See, also, Frazer v. Andrews, 134 Iowa 621, 629; Seiffert & Wiese Lbr. Co. v. Hartwell, 94 Iowa 576, 579; 19 Ruling Case Law 671, 672. A motion to dismiss may have the same effect as a demurrer. The objection that the complaipt does not state facts to constitute a cause of action may be taken by motion to dismiss. So of the objection that the court has no jurisdiction of the subject-matter of the action. For the purposes of the motion, the allegations of the complaint are to be deemed true, as on demurrer.' It will be so treated on appeal, if plaintiff excepts to a dismissal, instead of amending. Sheridan v. Jackson, 72 N. Y. 170; Hibernia Sav. & Loan Society v. Thornton, 117 Cal. 481 (49 Pac. 573); Merchants Nat. Bank v. Eckels, 191 Pa. 372 (43 Atl. 245).
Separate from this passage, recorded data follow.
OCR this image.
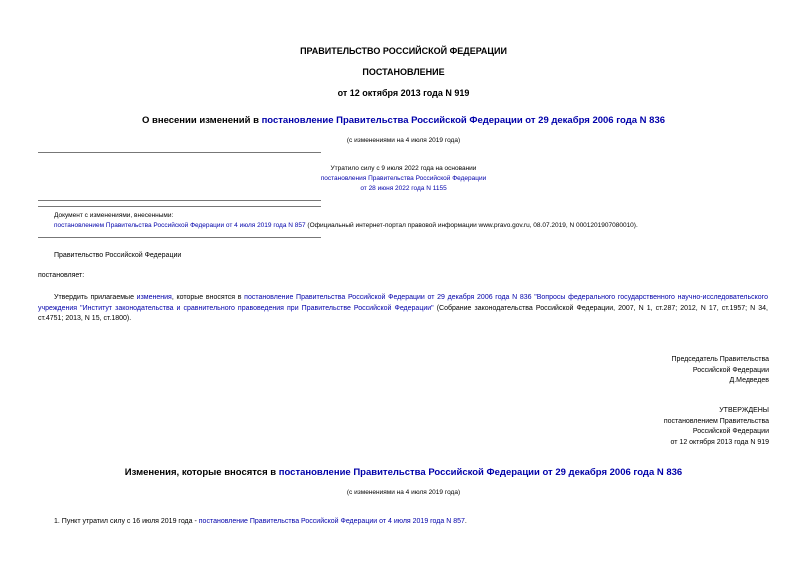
ПРАВИТЕЛЬСТВО РОССИЙСКОЙ ФЕДЕРАЦИИ
ПОСТАНОВЛЕНИЕ
от 12 октября 2013 года N 919
О внесении изменений в постановление Правительства Российской Федерации от 29 декабря 2006 года N 836
(с изменениями на 4 июля 2019 года)
Утратило силу с 9 июля 2022 года на основании
постановления Правительства Российской Федерации
от 28 июня 2022 года N 1155
Документ с изменениями, внесенными:
постановлением Правительства Российской Федерации от 4 июля 2019 года N 857 (Официальный интернет-портал правовой информации www.pravo.gov.ru, 08.07.2019, N 0001201907080010).
Правительство Российской Федерации
постановляет:
Утвердить прилагаемые изменения, которые вносятся в постановление Правительства Российской Федерации от 29 декабря 2006 года N 836 "Вопросы федерального государственного научно-исследовательского учреждения "Институт законодательства и сравнительного правоведения при Правительстве Российской Федерации" (Собрание законодательства Российской Федерации, 2007, N 1, ст.287; 2012, N 17, ст.1957; N 34, ст.4751; 2013, N 15, ст.1800).
Председатель Правительства
Российской Федерации
Д.Медведев
УТВЕРЖДЕНЫ
постановлением Правительства
Российской Федерации
от 12 октября 2013 года N 919
Изменения, которые вносятся в постановление Правительства Российской Федерации от 29 декабря 2006 года N 836
(с изменениями на 4 июля 2019 года)
1. Пункт утратил силу с 16 июля 2019 года - постановление Правительства Российской Федерации от 4 июля 2019 года N 857.
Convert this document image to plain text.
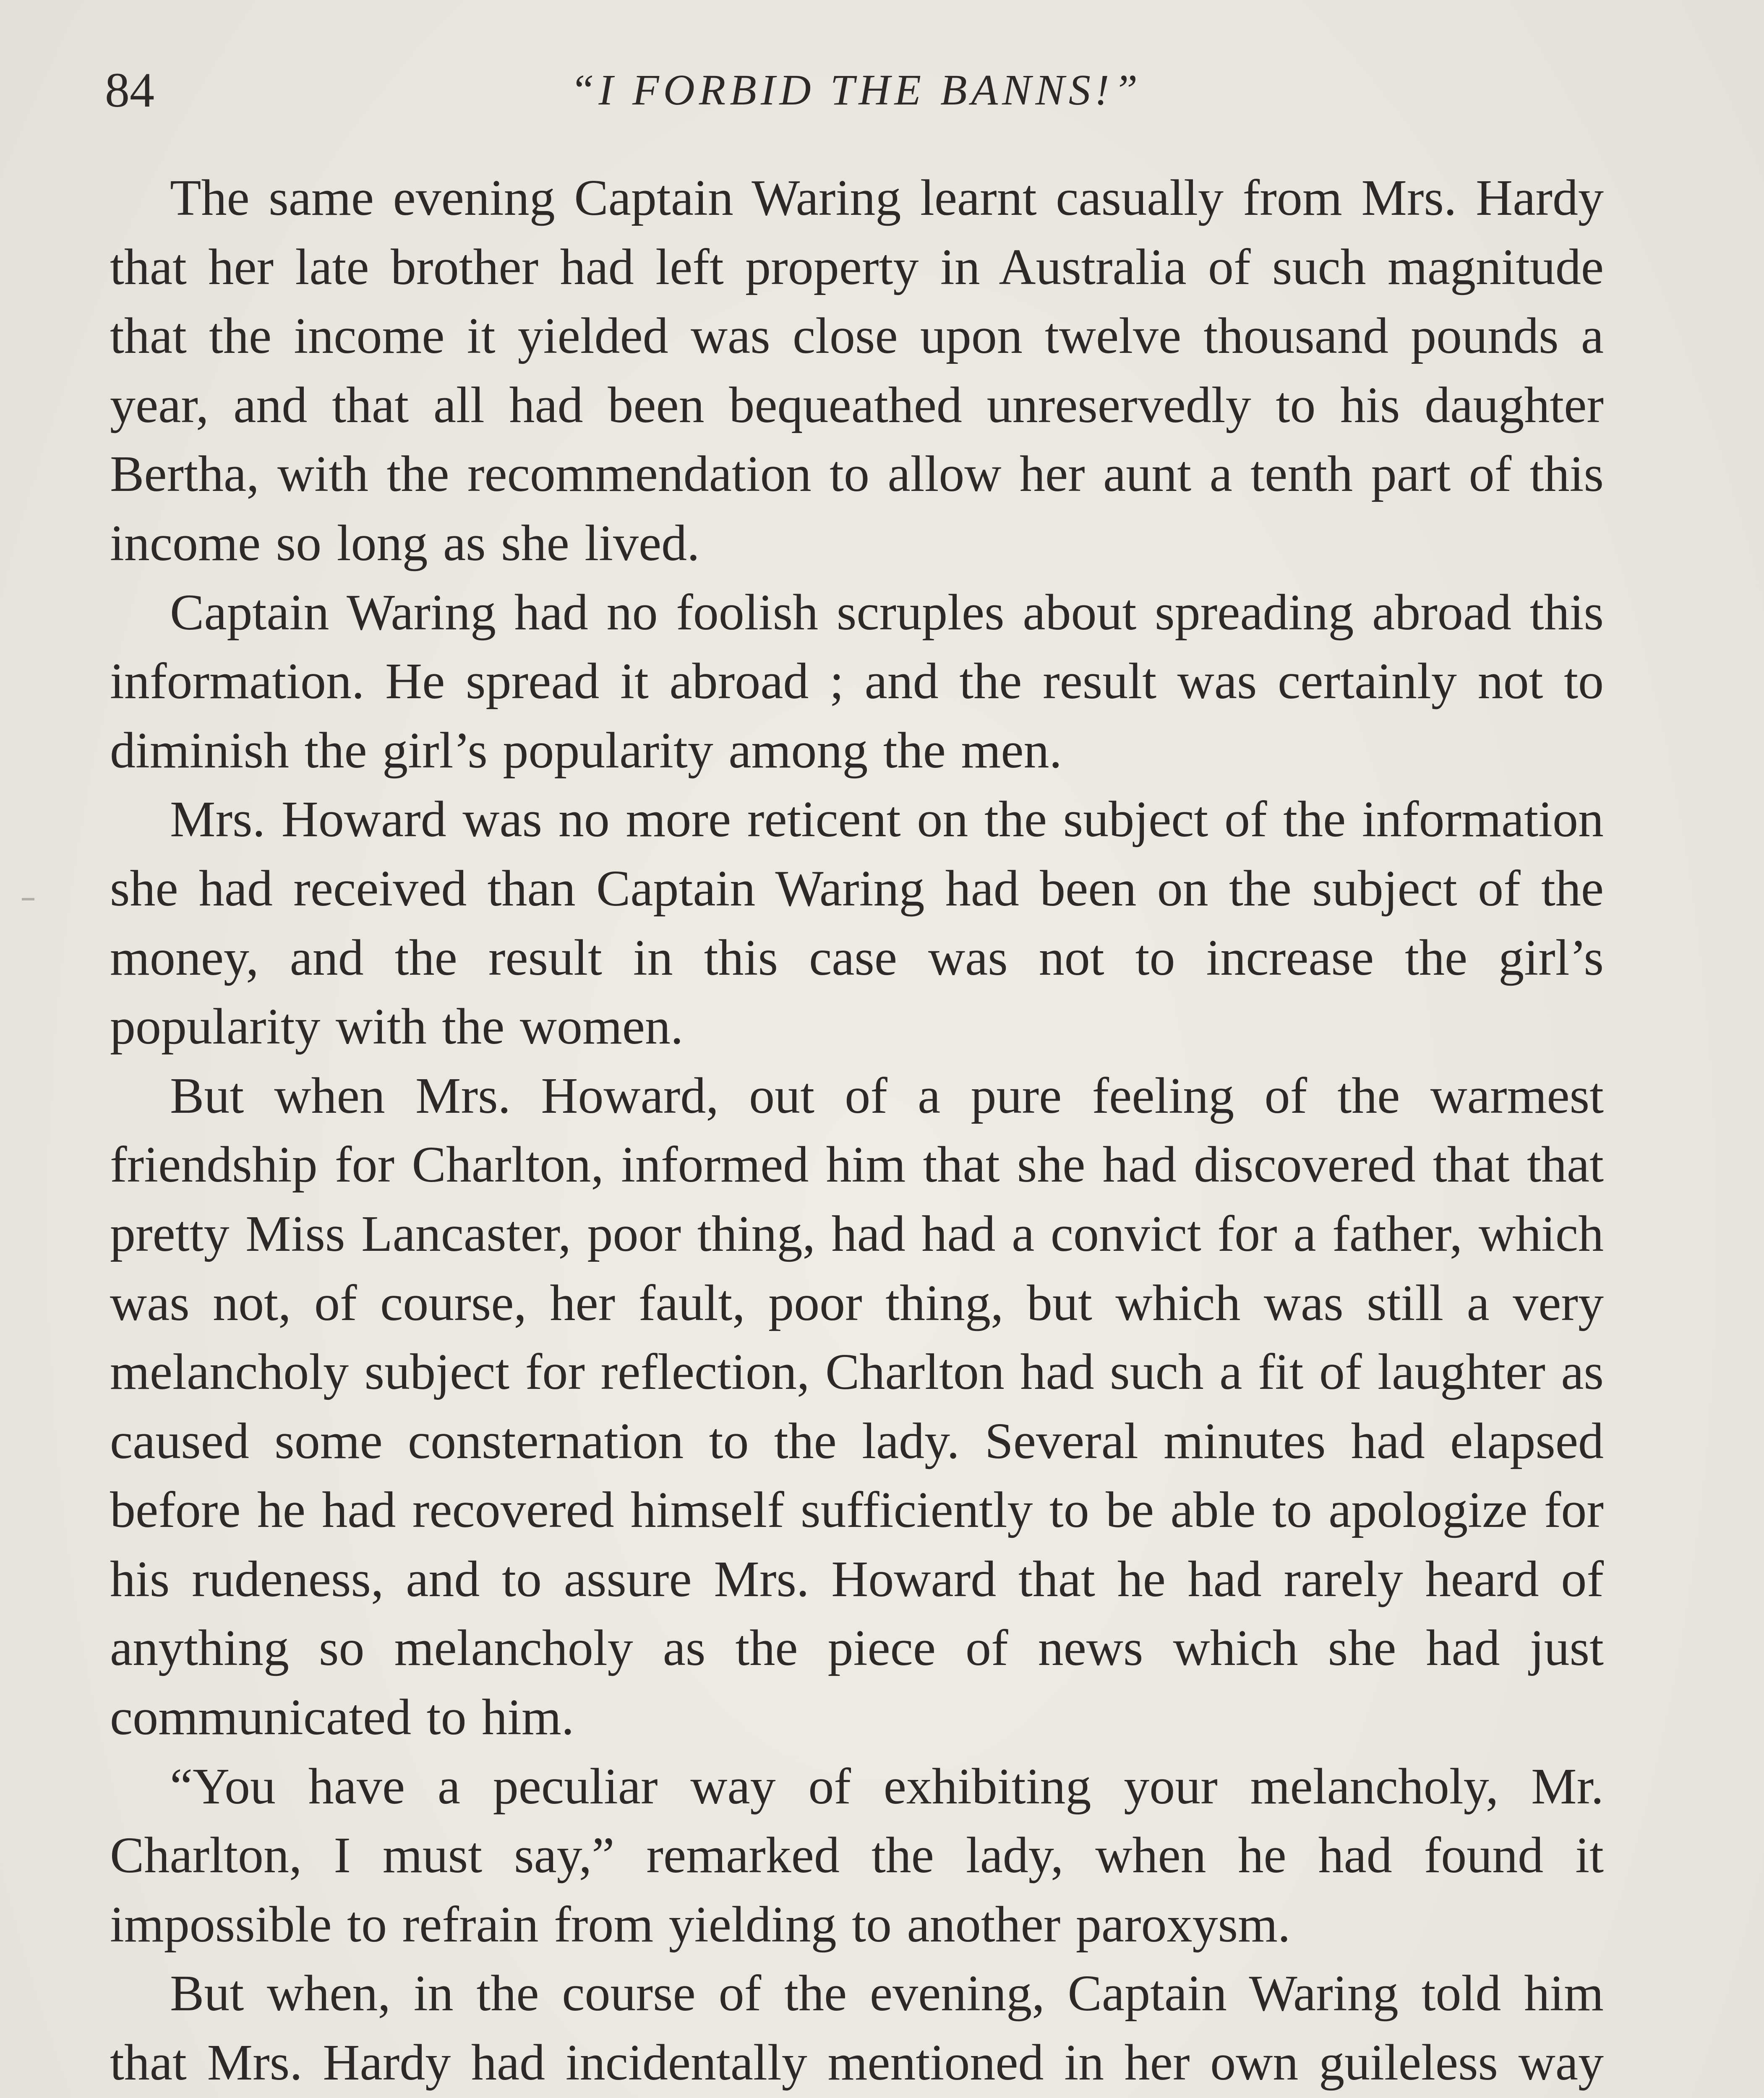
84	“I FORBID THE BANNS!”

The same evening Captain Waring learnt casually from Mrs. Hardy that her late brother had left property in Australia of such magnitude that the income it yielded was close upon twelve thousand pounds a year, and that all had been bequeathed unreservedly to his daughter Bertha, with the recommendation to allow her aunt a tenth part of this income so long as she lived.

Captain Waring had no foolish scruples about spreading abroad this information. He spread it abroad ; and the result was certainly not to diminish the girl’s popularity among the men.

Mrs. Howard was no more reticent on the subject of the information she had received than Captain Waring had been on the subject of the money, and the result in this case was not to increase the girl’s popularity with the women.

But when Mrs. Howard, out of a pure feeling of the warmest friendship for Charlton, informed him that she had discovered that that pretty Miss Lancaster, poor thing, had had a convict for a father, which was not, of course, her fault, poor thing, but which was still a very melancholy subject for reflection, Charlton had such a fit of laughter as caused some consternation to the lady. Several minutes had elapsed before he had recovered himself sufficiently to be able to apologize for his rudeness, and to assure Mrs. Howard that he had rarely heard of anything so melancholy as the piece of news which she had just communicated to him.

“You have a peculiar way of exhibiting your melancholy, Mr. Charlton, I must say,” remarked the lady, when he had found it impossible to refrain from yielding to another paroxysm.

But when, in the course of the evening, Captain Waring told him that Mrs. Hardy had incidentally mentioned in her own guileless way
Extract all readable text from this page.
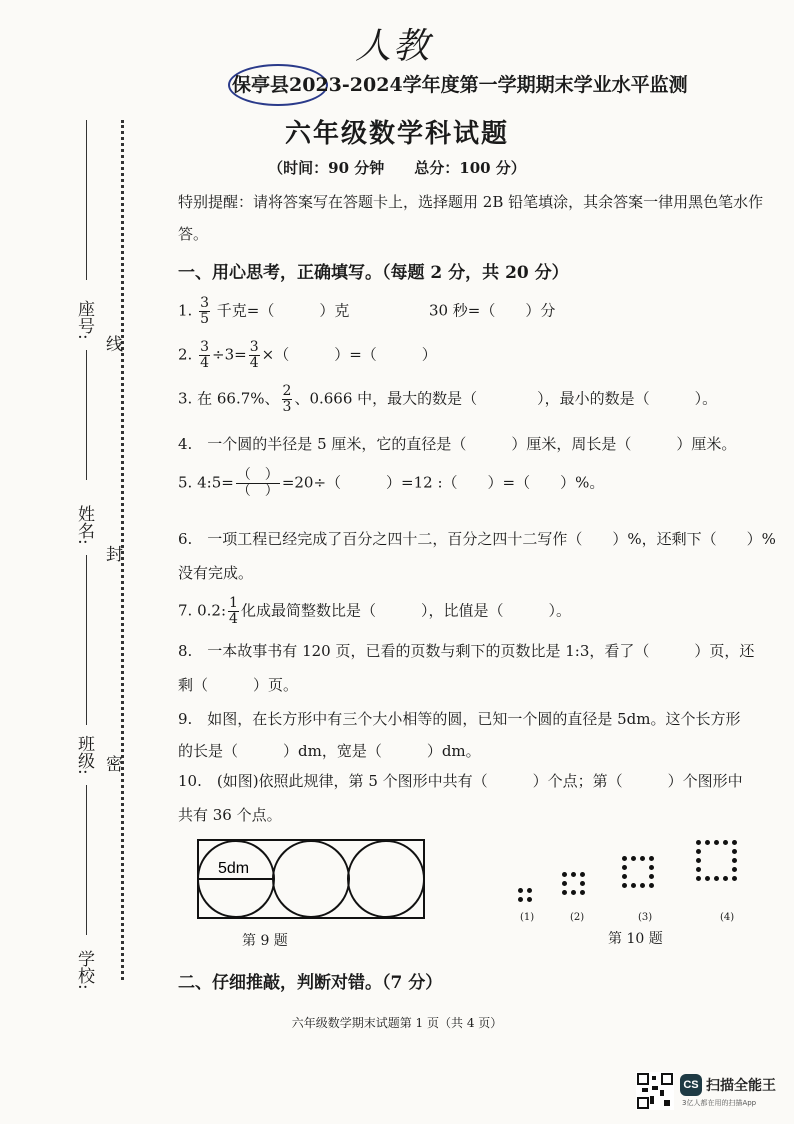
人教
保亭县2023-2024学年度第一学期期末学业水平监测
六年级数学科试题
（时间：90 分钟　　总分：100 分）
特别提醒：请将答案写在答题卡上，选择题用 2B 铅笔填涂，其余答案一律用黑色笔水作答。
一、用心思考，正确填写。（每题 2 分，共 20 分）
1. $\frac{3}{5}$ 千克=（　　　）克	30 秒=（　　）分
2. $\frac{3}{4} \div 3= \frac{3}{4}$ ×（　　　）=（　　　）
3. 在 66.7%、 $\frac{2}{3}$ 、0.666 中，最大的数是（　　　　），最小的数是（　　　）。
4.　一个圆的半径是 5 厘米，它的直径是（　　　）厘米，周长是（　　　）厘米。
5. 4:5= $\frac{( )}{( )} =20\div$（　　　）=12 :（　　）=（　　）%。
6.　一项工程已经完成了百分之四十二，百分之四十二写作（　　）%，还剩下（　　）%
没有完成。
7. 0.2: $\frac{1}{4}$ 化成最简整数比是（　　　），比值是（　　　）。
8.　一本故事书有 120 页，已看的页数与剩下的页数比是 1:3，看了（　　　）页，还
剩（　　　）页。
9.　如图，在长方形中有三个大小相等的圆，已知一个圆的直径是 5dm。这个长方形
的长是（　　　）dm，宽是（　　　）dm。
10.　(如图)依照此规律，第 5 个图形中共有（　　　）个点；第（　　　）个图形中
共有 36 个点。
5dm
第 9 题
(1)	(2)	(3)	(4)
第 10 题
二、仔细推敲，判断对错。（7 分）
座号:
姓名:
班级:
学校:
线
封
密
六年级数学期末试题第 1 页（共 4 页）
CS 扫描全能王
3亿人都在用的扫描App
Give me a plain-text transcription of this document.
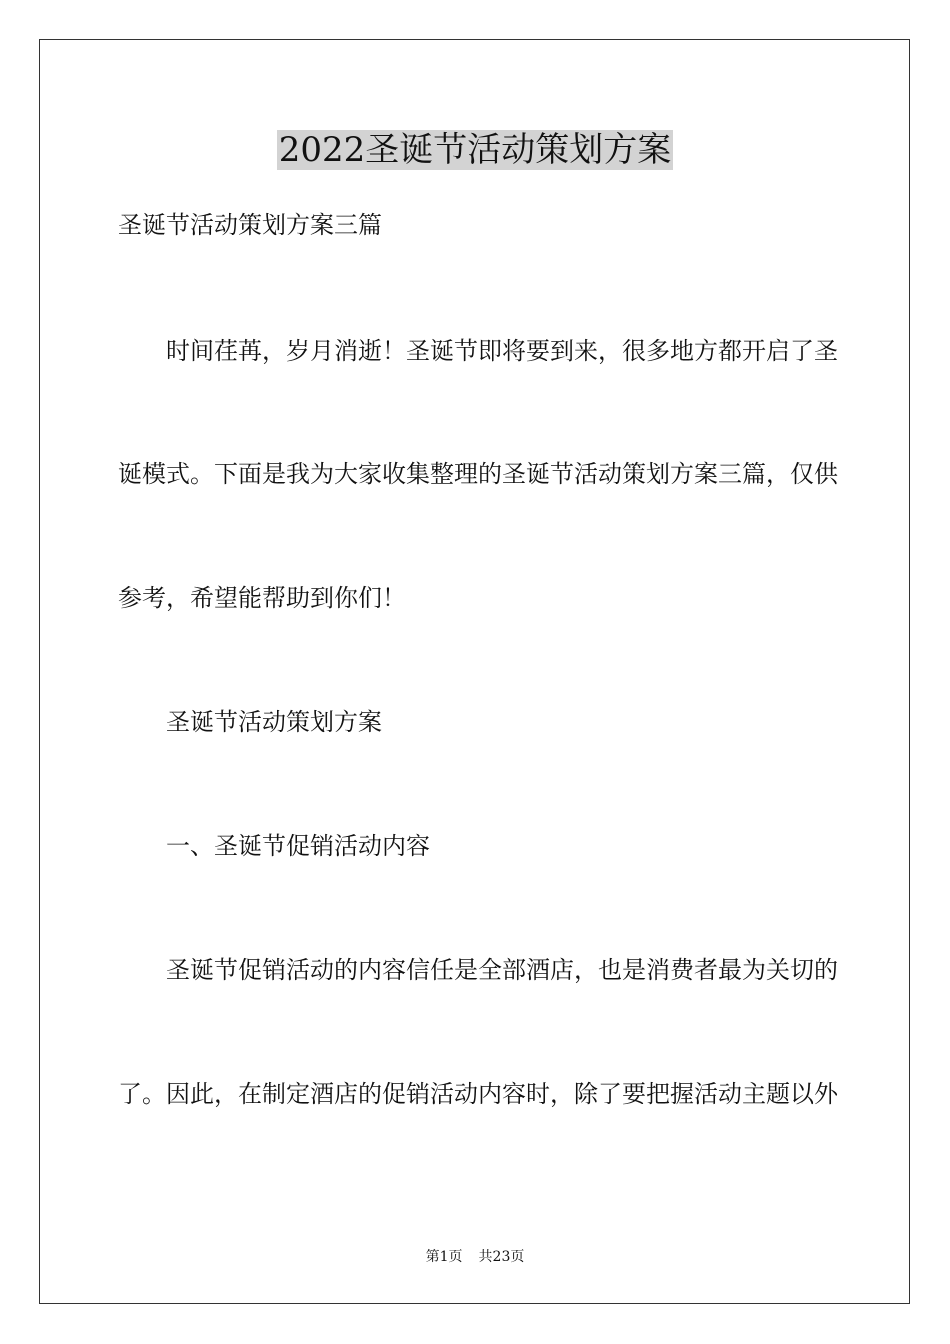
2022圣诞节活动策划方案
圣诞节活动策划方案三篇
时间荏苒，岁月消逝！圣诞节即将要到来，很多地方都开启了圣
诞模式。下面是我为大家收集整理的圣诞节活动策划方案三篇，仅供
参考，希望能帮助到你们！
圣诞节活动策划方案
一、圣诞节促销活动内容
圣诞节促销活动的内容信任是全部酒店，也是消费者最为关切的
了。因此，在制定酒店的促销活动内容时，除了要把握活动主题以外
第1页 共23页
Thus, the trial court had before it the resolution of the board of supervisors, stating the reasons for refusing to grant the petition, and all the facts in regard to the two ditches in the one district, and may properly have concluded that, under all the circumstances, the court would not be justified in reversing the finding, of the board. Suppose there had been a trial in the district court, and all the facts shown which were shown in the pleadings and proceedings, and the trial court had then affirmed the action of the board of supervisors, or dismissed the plaintiffs’ case, then, under our cases, we would be slow to reverse the district court.

Under the record, and for all the reasons stated, we are of-*337the opinion that the judgment of the trial court ought to be affirmed. It is — Affirmed.

Evans, Faville, and De Graff, JJ., concur.